Voitures, poids lourds et bus chargés d’importantes quantités d’aides diverses (aliments, couvertures, médicaments…) sont arrivés samedi 5 mars, à Ras Jedir, pour soulager les réfugiés. En fait, les dons humanitaires continuent à affluer de toutes les régions de la Tunisie, mais également du reste du monde, presque en trop grand nombre. « On n’a plus de place pour stocker les grandes quantités de produits alimentaires et de médicaments qui nous parviennent à Ras Jedir.
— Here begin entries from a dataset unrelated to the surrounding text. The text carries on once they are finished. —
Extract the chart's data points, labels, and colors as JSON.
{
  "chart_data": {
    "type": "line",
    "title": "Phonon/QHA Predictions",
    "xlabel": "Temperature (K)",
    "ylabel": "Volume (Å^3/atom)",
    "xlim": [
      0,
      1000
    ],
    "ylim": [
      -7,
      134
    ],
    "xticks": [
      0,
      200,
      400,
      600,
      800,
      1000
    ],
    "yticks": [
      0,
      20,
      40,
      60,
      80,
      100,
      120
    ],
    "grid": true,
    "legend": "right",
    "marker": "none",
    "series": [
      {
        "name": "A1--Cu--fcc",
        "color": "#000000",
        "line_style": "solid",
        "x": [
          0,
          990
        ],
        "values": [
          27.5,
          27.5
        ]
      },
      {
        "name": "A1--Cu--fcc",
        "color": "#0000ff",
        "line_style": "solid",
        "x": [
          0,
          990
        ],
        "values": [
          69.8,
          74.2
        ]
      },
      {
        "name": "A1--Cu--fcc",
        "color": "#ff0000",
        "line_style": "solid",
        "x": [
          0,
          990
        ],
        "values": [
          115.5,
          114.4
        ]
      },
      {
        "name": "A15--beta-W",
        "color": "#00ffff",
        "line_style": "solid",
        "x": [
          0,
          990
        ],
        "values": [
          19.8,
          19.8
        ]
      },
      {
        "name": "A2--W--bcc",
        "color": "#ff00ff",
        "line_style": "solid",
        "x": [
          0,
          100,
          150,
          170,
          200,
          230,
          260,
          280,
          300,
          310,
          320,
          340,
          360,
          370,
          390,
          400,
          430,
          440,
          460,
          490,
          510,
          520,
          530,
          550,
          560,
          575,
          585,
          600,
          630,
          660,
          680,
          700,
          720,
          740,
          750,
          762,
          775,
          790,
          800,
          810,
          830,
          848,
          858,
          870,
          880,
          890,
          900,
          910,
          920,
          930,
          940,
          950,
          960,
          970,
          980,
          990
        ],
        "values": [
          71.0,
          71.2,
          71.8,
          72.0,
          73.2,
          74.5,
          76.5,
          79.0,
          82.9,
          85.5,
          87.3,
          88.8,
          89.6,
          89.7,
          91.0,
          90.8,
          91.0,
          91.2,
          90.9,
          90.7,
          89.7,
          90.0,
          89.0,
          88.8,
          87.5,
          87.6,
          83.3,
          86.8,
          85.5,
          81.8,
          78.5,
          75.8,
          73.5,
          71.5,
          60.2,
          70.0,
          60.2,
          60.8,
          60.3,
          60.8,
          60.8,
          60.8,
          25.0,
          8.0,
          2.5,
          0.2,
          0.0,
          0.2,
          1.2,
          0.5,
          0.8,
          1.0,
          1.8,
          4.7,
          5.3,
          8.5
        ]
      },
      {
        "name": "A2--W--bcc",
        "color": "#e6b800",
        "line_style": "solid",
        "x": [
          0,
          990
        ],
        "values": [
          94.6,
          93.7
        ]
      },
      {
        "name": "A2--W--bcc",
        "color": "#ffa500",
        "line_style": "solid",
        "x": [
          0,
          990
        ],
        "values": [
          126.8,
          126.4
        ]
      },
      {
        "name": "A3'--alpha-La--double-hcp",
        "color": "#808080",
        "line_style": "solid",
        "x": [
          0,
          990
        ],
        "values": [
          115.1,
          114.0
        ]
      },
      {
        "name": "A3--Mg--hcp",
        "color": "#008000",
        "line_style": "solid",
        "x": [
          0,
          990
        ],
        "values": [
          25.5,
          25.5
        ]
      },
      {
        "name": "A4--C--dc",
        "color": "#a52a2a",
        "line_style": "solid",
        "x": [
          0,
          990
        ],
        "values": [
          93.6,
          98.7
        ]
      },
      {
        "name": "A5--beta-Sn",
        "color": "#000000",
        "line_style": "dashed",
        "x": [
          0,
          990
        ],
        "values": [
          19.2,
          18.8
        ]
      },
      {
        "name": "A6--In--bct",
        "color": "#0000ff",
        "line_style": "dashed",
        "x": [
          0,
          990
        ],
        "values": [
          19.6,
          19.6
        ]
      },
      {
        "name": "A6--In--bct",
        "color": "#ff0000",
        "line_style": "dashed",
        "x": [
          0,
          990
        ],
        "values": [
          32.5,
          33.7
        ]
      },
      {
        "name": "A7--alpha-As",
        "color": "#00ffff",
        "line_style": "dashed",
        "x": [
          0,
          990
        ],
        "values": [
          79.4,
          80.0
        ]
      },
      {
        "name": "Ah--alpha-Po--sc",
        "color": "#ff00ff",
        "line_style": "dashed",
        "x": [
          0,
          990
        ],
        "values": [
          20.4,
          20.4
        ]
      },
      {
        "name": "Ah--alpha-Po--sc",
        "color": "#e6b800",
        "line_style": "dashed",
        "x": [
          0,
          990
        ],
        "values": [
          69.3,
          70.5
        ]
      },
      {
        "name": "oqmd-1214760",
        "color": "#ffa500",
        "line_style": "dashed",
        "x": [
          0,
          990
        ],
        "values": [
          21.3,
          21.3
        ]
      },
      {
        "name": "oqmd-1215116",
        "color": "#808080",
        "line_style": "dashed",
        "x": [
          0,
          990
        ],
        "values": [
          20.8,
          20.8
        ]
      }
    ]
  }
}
Même les dépôts militaires sont pleins et le lait risque de se périmer », affirmait Mohamed Regueï, médecin et coordinateur de plusieurs ONG.

Une situation sanitaire surveillée par l’OMS et le Croissant rouge

Salem Rekik, directeur régional de la santé publique à Medenine en Tunisie, a rassuré l’opinion publique sur la situation sanitaire à Ras Jedir, dans une déclaration à la TAP (Tunisie Agence Presse).

Certes, des cas de grippe, de diarrhées et de gale ont été décelés dans les camps de réfugiés malgré les efforts conjugués des équipes médicales et des militaires sur place. Mais aucune épidémie grave n’est pour le moment apparue, selon Salem Rekik.

L’OMS et le Croissant rouge tunisien sont en train de mobiliser de nombreux moyens logistiques et humains pour empêcher que la situation sanitaire ne se dégrade encore. 22 cabines de douches et de toilettes ont été installées dans l’enceinte du camp de Ras Jedir pour empêcher la propagation de maladies dues au manque d’hygiène.

51 000 repas sont servis quotidiennement par l’armée tunisienne et par les organisations humanitaires aux réfugiés.

Tunisie Numérique affiche sur son site une vidéo montrant les problèmes sanitaires de Ras Jedir.